What Is a Grievance
A grievance is a formal complaint to your health insurance company about service failures, quality of care issues, or how the plan is being administered. Unlike a claim denial, which disputes whether a specific service is covered under your plan terms, a grievance addresses problems with how your insurer operates or treats you as a member.
Common grievance examples include: your insurer failed to process a prior authorization request within required timeframes, a customer service representative gave you incorrect information about coverage, your doctor's office reports the insurer ignored their appeal submission, or you experienced delays in receiving your Explanation of Benefits (EOB) that prevented you from disputing the decision.
Grievance vs. Appeal
This distinction matters because it determines your next steps. If your claim was denied on the grounds that a service lacks medical necessity or isn't covered under your plan, you file an Internal Appeal. If the insurer denied your claim but violated their own process to do so, or failed to follow state insurance regulations, you file a grievance.

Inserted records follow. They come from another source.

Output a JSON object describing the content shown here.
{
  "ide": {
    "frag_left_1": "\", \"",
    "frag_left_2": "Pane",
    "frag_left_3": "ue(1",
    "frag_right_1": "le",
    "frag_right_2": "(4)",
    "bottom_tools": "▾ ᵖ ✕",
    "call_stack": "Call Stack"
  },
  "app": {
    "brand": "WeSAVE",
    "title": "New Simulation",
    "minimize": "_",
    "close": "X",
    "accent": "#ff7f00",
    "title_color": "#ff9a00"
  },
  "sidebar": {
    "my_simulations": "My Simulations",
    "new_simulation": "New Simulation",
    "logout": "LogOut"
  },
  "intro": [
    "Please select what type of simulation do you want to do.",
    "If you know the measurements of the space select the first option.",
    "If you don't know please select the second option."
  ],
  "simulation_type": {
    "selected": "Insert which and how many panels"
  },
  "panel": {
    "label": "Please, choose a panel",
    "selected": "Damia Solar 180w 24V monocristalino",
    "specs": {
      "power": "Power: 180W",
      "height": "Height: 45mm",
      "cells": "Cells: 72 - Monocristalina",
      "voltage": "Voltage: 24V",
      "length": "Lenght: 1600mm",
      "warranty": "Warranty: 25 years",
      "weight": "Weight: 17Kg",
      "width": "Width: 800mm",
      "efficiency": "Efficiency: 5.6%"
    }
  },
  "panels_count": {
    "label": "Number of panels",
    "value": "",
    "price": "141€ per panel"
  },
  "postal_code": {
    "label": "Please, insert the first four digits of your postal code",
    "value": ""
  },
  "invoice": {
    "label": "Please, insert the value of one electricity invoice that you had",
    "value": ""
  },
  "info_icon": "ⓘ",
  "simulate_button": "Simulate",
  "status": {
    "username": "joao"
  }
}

You can file both simultaneously. For instance, your insurer might deny spinal fusion surgery as not medically necessary (appeal territory), and also fail to notify you within the 30-day window required by most state regulations (grievance territory).
State Protections and Timelines
Grievance procedures are regulated at the state level. Most states require insurers to acknowledge grievances within 1 to 5 business days and issue a decision within 30 days, though urgent grievances involving potential harm may require resolution within 24 to 72 hours. If your insurer misses these deadlines, you have grounds to escalate to your State Insurance Department.
State insurance commissioners can impose fines on insurers that ignore grievance procedures. For example, several states have levied penalties ranging from $1,000 to $10,000 per violation when insurers failed to respond to grievances within required timeframes.
How to File a Grievance
- Submit in writing to your insurance company's grievance department. Email is acceptable in most states but request a confirmation number.
- Include your member ID, the date the problem occurred, specific details about what went wrong, and what resolution you're requesting.
- Keep copies of all communication, including your EOBs, prior authorization responses, and any written denials.
- If your insurer denies the grievance or doesn't respond within your state's deadline, file a complaint with your State Insurance Department.
Common Questions
- Does filing a grievance stop my internal appeal process? No. You can pursue both at the same time. A grievance addresses process failures while an appeal addresses the coverage decision itself.
- What if my insurer ignores my grievance deadline? State regulators can penalize them, and you gain grounds to file a complaint with your State Insurance Department. Many states treat missed grievance deadlines as a serious violation.
- Can I file a grievance if I haven't appealed my claim denial yet? Yes, but only if the grievance addresses a service or administrative issue rather than the coverage decision itself. If you're challenging the denial, file an Internal Appeal first.